As ω is increased from 0.6 to 1.0 rad/sec., which is closer to the resonant frequency of

1.243 rad/sec., theoretical results in Figures 13c and d show non-linear behaviour. The non-

linear behaviour is more pronounced for larger θο. Numerical solutions indicate that the

trough of wave profile gets relatively wider and flat shape with the increasing of rolling

amplitude θο and rolling frequency ω. Figures 13c and d reveal that there are two basic

differences between theoretical and numerical results: first, the phase shifting is more

pronounced, and second, asymmetric behaviour starts to dominate. The severe oscillations of

fluid particles especially around the baffle and right wall of the tank occur with the increasing

rolling amplitude and frequency as shown in Figures 13g and h.

In Figure 14, for the lower fill depth case (β = 0.0625 and D = 7.5 ft.), the non-linear

effects such as narrow zero crossing and larger amplitudes in force and moment and increased

phase shifting are observed in theoretical and numerical results compared to the previous β =

1.0 case. As a result of this, forces and moments in both numerical and theoretical solutions

are obtained larger (for instance; %3.2 and %144 are increased for the case of theoretical

computation of force and moment) and the locations of maximum force and moment are also

shifted for the rolling amplitude θο = 4ο. These effects can be observed in Figures 14c and d

more severely as the rolling amplitude increased to θο = 8ο. It must be noted that the effect of

vertical baffle for the lower fill depth case is greatly reduce the over turning moment (for

instance; %56 decreased between baffled and unbaffled cases for β = 1 and θο = 4ο, %137

decreased between baffled and unbaffled cases for β = 0.0625 and θο = 4ο) and sloshing

effects (see Figures 13-14g and h).

17

The location of rolling center characterized by the parameter d plays an important role

on the magnitude of the sloshing effects as shown in Figure 15. In order to show the effect of

d variation, the typical case of β = 1 and ω = 1.0 rad/sec. is selected.
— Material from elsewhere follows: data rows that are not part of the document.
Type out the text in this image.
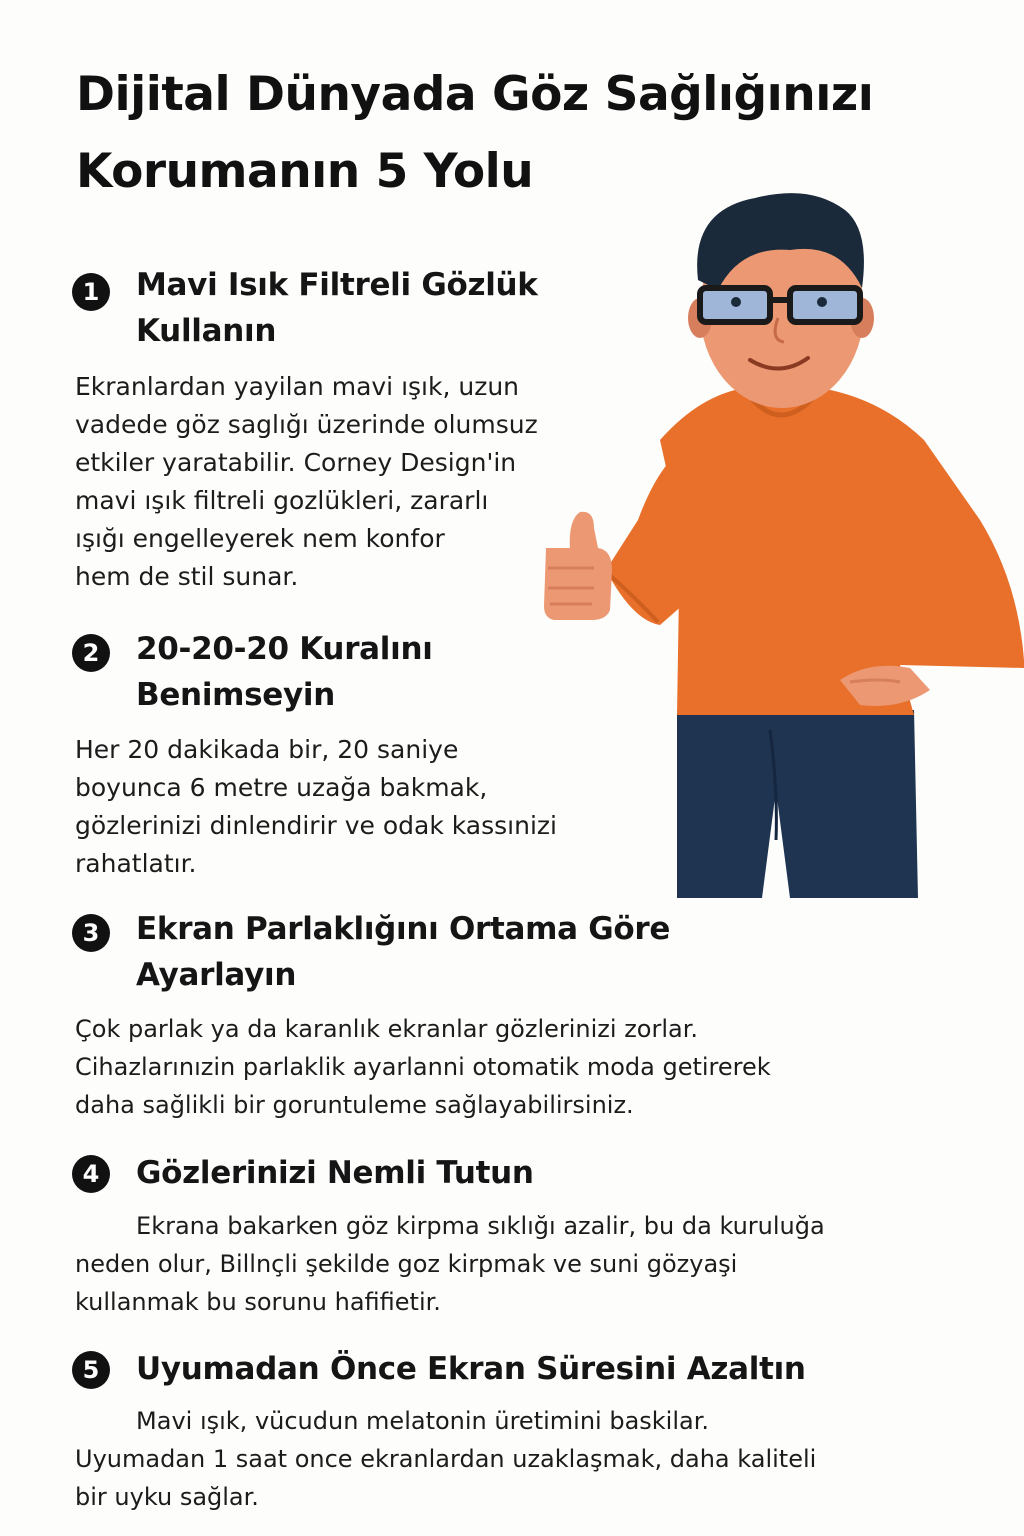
Dijital Dünyada Göz Sağlığınızı
Korumanın 5 Yolu
1	Mavi Isık Filtreli Gözlük
Kullanın

Ekranlardan yayilan mavi ışık, uzun
vadede göz saglığı üzerinde olumsuz
etkiler yaratabilir. Corney Design'in
mavi ışık filtreli gozlükleri, zararlı
ışığı engelleyerek nem konfor
hem de stil sunar.

2	20-20-20 Kuralını
Benimseyin

Her 20 dakikada bir, 20 saniye
boyunca 6 metre uzağa bakmak,
gözlerinizi dinlendirir ve odak kassınizi
rahatlatır.

3	Ekran Parlaklığını Ortama Göre
Ayarlayın

Çok parlak ya da karanlık ekranlar gözlerinizi zorlar.
Cihazlarınızin parlaklik ayarlanni otomatik moda getirerek
daha sağlikli bir goruntuleme sağlayabilirsiniz.

4	Gözlerinizi Nemli Tutun

Ekrana bakarken göz kirpma sıklığı azalir, bu da kuruluğa
neden olur, Billnçli şekilde goz kirpmak ve suni gözyaşi
kullanmak bu sorunu hafifietir.

5	Uyumadan Önce Ekran Süresini Azaltın

Mavi ışık, vücudun melatonin üretimini baskilar.
Uyumadan 1 saat once ekranlardan uzaklaşmak, daha kaliteli
bir uyku sağlar.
The variation of θο from

4ο to 8o is increased the numerical over turning moment by %5.3. The numerical results

indicate that the overall magnitudes of sloshing forces and moments are hardened with the

increasing of d.

In order to observe the effect of roll frequency on the maximum wave height and

compare the theoretical and experimental results, the case of D/2a = 0.50 and d/2a = 0.50 with

the rolling amplitudes 6o and 8o is selected, as shown in Figure 16. It can be noted that, with

the increasing off-resonance rolling frequency, the theoretical, experimental and numerical

results tend to agree well. On the other hand, around the resonance frequency, the normalized

wave elevation is obtained relatively low than those of experimental and theoretical results.

One possible reason for this may be the effect of viscosity in the numerical model used. It is

known that the theoretical model did not contain the viscous effects and the experimental

model did not match the Reynolds number.

Additional comparisons are presented in Figure 17 for a tank length of 2ft. (2a = 2 ft.)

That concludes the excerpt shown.